2016年(世にいう平成28年)、発作的に会社を辞め、隠居生活に入る。日々を読書と散歩に費やす

図書館の殺人

青崎有吾氏の図書館の殺人を読んだ。体育館の殺人と水族館の殺人と並んでいたのだが、目当ての本が図書館の殺人だったので、こちらから読み始めてしまった。よく調べてから読めばよかったと、若干後悔した。これらは同一シリーズなので、順番に読んだ方がいいと思う。

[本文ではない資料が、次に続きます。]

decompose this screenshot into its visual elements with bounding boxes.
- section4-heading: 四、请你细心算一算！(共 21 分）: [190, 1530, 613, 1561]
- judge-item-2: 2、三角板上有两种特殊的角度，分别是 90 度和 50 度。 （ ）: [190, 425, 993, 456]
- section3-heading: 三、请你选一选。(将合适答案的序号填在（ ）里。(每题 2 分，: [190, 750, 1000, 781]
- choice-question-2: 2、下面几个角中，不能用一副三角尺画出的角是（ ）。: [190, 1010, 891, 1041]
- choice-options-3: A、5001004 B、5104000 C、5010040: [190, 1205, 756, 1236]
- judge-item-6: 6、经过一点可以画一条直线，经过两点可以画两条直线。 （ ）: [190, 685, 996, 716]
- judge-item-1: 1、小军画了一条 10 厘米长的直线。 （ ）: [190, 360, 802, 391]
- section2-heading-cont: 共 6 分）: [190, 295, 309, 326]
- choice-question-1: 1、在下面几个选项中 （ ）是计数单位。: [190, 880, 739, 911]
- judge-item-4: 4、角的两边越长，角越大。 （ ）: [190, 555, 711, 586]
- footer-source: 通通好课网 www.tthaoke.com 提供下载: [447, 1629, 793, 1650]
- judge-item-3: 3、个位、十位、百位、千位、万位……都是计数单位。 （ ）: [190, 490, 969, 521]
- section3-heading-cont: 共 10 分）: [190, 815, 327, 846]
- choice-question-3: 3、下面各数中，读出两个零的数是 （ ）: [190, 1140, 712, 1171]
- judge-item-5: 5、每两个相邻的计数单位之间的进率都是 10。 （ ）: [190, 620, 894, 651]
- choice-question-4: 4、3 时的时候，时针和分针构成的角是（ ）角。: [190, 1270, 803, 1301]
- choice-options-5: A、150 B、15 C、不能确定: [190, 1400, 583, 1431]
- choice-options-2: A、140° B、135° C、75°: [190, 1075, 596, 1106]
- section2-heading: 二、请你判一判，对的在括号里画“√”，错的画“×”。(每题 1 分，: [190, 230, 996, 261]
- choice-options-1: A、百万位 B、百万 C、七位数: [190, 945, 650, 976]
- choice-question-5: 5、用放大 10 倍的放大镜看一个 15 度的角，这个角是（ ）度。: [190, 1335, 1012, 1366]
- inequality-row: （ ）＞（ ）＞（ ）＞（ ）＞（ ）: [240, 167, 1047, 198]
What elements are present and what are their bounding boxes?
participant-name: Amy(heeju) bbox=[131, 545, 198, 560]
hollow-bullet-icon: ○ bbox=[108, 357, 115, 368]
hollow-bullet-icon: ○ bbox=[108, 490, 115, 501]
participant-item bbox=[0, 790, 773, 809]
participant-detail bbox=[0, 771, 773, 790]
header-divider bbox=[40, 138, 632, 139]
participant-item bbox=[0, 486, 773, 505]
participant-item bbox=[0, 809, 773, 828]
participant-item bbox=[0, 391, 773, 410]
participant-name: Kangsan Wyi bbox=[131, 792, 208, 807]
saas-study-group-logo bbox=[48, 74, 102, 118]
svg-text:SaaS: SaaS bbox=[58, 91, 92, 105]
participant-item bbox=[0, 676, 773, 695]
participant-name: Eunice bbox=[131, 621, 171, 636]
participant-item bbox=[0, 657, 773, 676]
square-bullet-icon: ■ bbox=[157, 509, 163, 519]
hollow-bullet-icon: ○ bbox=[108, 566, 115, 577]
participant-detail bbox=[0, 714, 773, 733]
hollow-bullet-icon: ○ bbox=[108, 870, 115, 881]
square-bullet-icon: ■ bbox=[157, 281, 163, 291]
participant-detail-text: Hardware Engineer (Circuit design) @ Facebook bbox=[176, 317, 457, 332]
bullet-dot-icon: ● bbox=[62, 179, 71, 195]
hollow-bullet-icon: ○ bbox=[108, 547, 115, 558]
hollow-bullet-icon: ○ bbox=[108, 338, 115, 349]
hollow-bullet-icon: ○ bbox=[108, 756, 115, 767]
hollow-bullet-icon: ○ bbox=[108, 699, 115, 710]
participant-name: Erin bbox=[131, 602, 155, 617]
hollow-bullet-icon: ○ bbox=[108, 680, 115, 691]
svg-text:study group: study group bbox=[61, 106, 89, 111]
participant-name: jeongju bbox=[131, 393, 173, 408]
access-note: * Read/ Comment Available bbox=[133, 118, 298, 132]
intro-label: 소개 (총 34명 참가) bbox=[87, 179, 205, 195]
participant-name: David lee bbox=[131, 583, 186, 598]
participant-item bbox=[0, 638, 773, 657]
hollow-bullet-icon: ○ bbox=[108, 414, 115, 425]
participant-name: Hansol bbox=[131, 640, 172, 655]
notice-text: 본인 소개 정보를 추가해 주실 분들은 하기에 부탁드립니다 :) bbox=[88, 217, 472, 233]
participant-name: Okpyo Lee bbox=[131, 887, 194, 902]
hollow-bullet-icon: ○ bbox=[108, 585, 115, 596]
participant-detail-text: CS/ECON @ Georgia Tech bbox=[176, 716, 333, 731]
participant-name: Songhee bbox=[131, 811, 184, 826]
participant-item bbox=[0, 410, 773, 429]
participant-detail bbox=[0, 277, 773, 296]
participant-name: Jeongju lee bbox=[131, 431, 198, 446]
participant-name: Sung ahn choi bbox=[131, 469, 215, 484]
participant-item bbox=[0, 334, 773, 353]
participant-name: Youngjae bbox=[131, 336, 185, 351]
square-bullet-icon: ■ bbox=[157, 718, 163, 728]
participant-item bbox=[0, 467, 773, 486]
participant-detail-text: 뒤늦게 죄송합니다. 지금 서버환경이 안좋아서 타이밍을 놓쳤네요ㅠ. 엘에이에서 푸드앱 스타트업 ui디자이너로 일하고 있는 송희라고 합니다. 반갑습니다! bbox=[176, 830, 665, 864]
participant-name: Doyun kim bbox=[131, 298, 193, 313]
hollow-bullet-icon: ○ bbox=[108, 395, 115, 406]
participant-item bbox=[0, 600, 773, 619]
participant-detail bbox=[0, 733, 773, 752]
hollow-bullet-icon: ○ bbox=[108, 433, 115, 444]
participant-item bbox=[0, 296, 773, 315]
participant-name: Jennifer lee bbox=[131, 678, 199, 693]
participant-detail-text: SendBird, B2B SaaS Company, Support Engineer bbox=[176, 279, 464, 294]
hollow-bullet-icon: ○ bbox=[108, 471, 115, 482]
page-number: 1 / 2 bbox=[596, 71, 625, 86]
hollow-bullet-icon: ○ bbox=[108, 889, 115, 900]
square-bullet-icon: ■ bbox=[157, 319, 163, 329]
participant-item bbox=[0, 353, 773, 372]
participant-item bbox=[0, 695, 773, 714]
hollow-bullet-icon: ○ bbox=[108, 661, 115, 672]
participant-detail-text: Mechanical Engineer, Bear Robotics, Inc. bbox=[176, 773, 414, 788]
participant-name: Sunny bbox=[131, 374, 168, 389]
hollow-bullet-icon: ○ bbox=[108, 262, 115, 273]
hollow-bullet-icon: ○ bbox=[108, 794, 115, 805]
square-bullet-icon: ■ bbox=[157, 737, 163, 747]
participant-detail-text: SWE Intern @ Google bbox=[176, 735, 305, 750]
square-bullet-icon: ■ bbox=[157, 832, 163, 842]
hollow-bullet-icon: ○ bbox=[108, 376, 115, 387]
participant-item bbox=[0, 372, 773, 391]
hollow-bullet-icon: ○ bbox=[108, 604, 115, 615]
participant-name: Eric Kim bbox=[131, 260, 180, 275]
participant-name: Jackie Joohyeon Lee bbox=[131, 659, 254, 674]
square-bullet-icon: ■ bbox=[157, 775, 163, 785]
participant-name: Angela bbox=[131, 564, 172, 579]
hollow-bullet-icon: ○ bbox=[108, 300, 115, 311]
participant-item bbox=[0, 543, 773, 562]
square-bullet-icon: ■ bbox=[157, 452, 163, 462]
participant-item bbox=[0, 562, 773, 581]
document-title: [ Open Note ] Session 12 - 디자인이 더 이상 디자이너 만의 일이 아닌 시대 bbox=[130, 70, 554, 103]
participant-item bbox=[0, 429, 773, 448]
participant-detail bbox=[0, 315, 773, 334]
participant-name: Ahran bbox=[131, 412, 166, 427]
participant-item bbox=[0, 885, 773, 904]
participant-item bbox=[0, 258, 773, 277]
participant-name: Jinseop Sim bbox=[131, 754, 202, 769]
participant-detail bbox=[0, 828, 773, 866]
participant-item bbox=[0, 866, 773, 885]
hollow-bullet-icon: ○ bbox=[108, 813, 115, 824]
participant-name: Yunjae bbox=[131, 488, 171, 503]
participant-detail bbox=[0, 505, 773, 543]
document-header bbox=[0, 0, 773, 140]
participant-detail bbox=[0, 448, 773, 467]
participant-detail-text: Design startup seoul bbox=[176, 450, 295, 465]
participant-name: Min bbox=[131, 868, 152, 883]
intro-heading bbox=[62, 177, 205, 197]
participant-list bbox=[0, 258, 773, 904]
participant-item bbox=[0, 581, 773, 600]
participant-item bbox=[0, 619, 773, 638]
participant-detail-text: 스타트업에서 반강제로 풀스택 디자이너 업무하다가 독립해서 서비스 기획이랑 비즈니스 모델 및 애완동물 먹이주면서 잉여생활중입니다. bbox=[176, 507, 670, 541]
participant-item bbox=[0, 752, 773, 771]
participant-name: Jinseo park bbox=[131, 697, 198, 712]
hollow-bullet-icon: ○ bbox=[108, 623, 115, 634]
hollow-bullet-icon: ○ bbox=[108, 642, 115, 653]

本書を単独で読んだとしても、問題はないが、登場人物が多く(本の最初に主な登場人物という項目はある)、今までのストーリーを知っていた方が、登場人物の関係性がわかって、より楽しめると思う。

夜間の閉館した図書館で殺された死体が発見された。凶器は山田風太郎の人間臨終図鑑だった。そして、死体の傍の床と死体の傍に置かれた本にダイイングメッセージがあった。

名探偵の主人公はいわゆるアニメ・漫画ヲタクの高校生なのだが、なぜか非常に論理的で、ホームズ張りに、証拠から論理を組み立てて、犯人に迫っていき、犯人を特定する。しかし、動機については詳しく触れていない(探偵の想像のみ)ので、その点では犯人は意外ではあるのだが、動機についてももう少し触れてほしかった。それと文体がちょっと妙で、地の文章の視点が誰なのかがちょっと判然としないというか、ころころ変わっているような感じだ。あと、ところどころ、アニメ風というか、ラノベ風の展開になっている。ダイイングメッセージを重視しないでストーリーが進んでいるのは、個人的には好ましかった。推理はロジカルに進められているが、図書館の床の素材に関して、ちょっとイメージがつかめなかった。

体育館の殺人を次に読もうと思う。